Sweden turns the page and Scandinavian noir explains why | City A.M.
EVERYONE knows that Sweden is a social-democratic paradise, where taxes are high, the welfare state is big and everyone enjoys the benefits. That doesn’t mean it’s true. In recent years, research like that compiled in Richard Wilkinson’s and Kate Pickett’s The Spirit Level has painted Sweden and its Scandinavian neighbours as political role models. The reality, as always, is more complicated. Thanks to a new publication from the Institute of Economic Affairs, the other side of the story is harder than ever to ignore.
The Surprising Ingredients of Swedish Success, written by Nima Sanandaji, dissects the beneficial impact of Sweden’s recent free market reforms, such as its system of school vouchers, still, tragically, a step too far for the UK. It also traces back Sweden’s cultural strengths – its strong work ethic and high levels of interpersonal trust – to before its welfarist heyday.
Indeed, Sanandaji finds that those decades of the twentieth century when Sweden aggressively expanded the size of its state – the late 1960s and 1970s – were followed by economic decline. In 1975, Sweden was the fourth richest industrialised nation measured on GDP per capita. By 1993, it had fallen to 14th.
Perhaps commentators would find this less surprising if they had paid more attention to the undercurrents in the country’s recent cultural output. Swedish authors like Henning Mankell and Stieg Larsson have become household names in the UK, but few stop to consider the context of their stories: a universally corrupt social underbelly, where crooked officials abuse their power and structures built with visions of centrally-managed harmony act only to conceal monstrous cruelty.
In The Girl With the Dragon Tattoo, Lisbeth Salander is raped by her state-appointed guardian. John Ajvide Lindqvist’s vampire novel Let The Right One In turns a state-planned housing estate into a concrete maze of horrors. Mankell’s Kurt Wallander investigates crimes only to uncover ragged holes in the social fabric.
These books are fiction, and they exaggerate Sweden’s shadows for effect. But they also reflect real concerns, and to the attentive reader offer their own counterpoint to the idea of Sweden as a paradise of paternalism. The first book of Larsson’s Millennium trilogy, which in Swedish is literally titled “Men Who Hate Women”, is peppered with statistics on the rate of violent crime against women in Sweden. Sweden’s failure to integrate its immigrant population haunts Mankell’s first Wallander book, Faceless Killers.

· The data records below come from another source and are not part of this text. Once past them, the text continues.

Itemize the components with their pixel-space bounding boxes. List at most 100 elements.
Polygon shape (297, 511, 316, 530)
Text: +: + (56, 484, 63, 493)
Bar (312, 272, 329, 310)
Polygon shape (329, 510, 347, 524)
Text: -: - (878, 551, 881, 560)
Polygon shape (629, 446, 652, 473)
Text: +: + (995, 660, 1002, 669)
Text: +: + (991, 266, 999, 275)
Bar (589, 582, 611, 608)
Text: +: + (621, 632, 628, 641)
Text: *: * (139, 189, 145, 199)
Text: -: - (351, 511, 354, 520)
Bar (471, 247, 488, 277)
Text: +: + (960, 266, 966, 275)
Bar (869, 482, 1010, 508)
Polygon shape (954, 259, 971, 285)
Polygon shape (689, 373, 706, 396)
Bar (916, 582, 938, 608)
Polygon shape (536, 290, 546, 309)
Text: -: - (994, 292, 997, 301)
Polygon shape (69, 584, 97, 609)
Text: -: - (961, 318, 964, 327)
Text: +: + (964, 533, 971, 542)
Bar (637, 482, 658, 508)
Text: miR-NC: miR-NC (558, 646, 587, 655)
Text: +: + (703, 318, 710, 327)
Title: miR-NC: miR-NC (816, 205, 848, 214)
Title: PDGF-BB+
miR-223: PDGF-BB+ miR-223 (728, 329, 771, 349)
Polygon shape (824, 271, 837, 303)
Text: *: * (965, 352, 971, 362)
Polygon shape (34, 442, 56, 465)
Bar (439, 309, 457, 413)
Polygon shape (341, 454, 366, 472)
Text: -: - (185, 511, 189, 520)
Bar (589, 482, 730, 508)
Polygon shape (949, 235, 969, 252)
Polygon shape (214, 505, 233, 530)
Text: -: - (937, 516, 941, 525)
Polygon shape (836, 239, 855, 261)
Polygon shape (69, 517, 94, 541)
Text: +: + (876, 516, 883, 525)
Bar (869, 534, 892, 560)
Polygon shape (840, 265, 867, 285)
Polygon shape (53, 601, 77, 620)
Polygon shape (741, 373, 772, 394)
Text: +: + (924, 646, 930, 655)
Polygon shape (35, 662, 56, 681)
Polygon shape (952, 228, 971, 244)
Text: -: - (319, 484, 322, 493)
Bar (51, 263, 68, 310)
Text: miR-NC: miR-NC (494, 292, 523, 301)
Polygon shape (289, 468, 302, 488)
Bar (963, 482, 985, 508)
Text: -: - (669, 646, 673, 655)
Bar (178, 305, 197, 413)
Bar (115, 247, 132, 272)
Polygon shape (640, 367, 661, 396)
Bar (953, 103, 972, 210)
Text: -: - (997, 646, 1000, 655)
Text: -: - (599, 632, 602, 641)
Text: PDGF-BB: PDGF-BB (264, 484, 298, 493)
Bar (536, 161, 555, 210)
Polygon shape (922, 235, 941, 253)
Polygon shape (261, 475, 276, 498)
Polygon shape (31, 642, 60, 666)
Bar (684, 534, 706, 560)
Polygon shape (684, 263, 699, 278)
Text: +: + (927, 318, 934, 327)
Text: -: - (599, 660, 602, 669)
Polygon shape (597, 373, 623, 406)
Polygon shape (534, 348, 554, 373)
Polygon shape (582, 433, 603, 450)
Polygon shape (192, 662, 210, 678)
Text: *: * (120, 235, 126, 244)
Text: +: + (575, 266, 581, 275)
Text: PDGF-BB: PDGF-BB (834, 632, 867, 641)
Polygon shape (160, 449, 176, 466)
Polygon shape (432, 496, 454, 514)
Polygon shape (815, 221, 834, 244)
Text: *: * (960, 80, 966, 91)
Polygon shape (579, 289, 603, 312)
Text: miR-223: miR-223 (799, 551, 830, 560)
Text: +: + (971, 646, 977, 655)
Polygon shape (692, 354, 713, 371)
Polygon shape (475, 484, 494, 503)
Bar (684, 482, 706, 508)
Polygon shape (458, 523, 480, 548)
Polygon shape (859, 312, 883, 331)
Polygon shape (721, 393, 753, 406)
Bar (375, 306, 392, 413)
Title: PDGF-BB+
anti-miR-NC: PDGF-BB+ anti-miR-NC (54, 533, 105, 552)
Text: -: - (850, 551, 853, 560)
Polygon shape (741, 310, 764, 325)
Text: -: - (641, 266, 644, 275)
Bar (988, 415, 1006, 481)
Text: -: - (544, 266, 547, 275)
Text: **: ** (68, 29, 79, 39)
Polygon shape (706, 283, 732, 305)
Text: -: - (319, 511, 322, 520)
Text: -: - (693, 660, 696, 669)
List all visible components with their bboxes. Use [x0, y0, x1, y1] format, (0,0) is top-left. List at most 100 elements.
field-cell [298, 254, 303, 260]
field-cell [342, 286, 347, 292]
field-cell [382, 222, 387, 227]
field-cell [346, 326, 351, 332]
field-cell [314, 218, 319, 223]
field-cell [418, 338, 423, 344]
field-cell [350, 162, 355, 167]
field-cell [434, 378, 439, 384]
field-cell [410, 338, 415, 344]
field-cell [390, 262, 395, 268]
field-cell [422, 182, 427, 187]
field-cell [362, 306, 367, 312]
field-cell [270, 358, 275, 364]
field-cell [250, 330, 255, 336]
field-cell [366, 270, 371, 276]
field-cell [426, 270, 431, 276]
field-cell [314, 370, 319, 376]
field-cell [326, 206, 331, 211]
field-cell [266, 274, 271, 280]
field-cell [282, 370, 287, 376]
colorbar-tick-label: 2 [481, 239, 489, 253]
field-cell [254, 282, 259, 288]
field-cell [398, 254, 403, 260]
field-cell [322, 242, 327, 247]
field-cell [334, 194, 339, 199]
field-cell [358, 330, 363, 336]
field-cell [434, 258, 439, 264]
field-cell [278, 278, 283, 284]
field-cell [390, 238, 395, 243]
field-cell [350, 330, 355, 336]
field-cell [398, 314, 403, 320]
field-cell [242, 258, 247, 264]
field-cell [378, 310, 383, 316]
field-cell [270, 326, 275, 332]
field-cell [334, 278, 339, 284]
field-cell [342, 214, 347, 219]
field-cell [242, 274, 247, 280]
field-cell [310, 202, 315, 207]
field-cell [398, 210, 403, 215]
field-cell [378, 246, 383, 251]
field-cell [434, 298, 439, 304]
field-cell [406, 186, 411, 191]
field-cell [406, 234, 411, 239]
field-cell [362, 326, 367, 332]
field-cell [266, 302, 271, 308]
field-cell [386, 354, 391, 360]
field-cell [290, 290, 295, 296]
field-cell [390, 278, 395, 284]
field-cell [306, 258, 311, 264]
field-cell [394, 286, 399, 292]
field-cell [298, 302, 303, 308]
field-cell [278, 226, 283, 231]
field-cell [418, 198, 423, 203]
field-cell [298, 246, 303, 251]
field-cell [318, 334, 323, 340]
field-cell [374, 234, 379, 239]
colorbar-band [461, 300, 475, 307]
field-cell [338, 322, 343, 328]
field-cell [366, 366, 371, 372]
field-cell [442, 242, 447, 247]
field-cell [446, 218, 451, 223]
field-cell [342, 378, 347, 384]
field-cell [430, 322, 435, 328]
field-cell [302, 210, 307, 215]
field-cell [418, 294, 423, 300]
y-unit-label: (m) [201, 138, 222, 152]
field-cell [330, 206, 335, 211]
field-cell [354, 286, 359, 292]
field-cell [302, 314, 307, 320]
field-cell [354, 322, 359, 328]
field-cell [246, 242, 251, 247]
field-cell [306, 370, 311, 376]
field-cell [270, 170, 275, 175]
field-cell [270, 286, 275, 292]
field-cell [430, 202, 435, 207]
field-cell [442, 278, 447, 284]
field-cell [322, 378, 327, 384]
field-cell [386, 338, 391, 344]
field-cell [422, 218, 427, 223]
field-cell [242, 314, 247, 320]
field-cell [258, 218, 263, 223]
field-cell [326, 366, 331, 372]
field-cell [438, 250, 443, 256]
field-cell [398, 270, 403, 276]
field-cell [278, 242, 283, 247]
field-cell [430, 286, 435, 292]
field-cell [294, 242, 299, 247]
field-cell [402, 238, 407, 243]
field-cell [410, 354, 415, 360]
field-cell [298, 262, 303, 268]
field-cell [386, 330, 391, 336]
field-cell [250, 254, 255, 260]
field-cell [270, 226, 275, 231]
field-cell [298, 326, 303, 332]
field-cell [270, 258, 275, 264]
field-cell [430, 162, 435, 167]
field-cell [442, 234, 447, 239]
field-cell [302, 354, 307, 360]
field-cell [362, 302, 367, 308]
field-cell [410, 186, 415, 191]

Ironically, despite peering into the darkness, many of these authors would resist the very solutions and explanations that the IEA’s new research report advocates. Seeing the Swedish dream in decay, it is tempting to try to shore up its failing timbers, rather than to confront, for example, the connection between a rigid labour market and the difficulty of integrating recent immigrants, or the contrast to Sweden’s more successful integration record in the first half of the twentieth century. Easier to demonise the corruption in an ageing family business than to consider how punitive taxation has prevented new entrants to the marketplace from shining light on the darkness for half a century.
The Victorian art critic John Ruskin once wrote that the only trustworthy autobiography of a great nation is its art. Sweden’s novelists show there is far more to its recent history than the triumph of the big state, just as its politicians are now demonstrating the power of free market reforms. Hopefully Sweden’s next chapter can uphold market liberalism without losing the bleak brilliance of its fiction.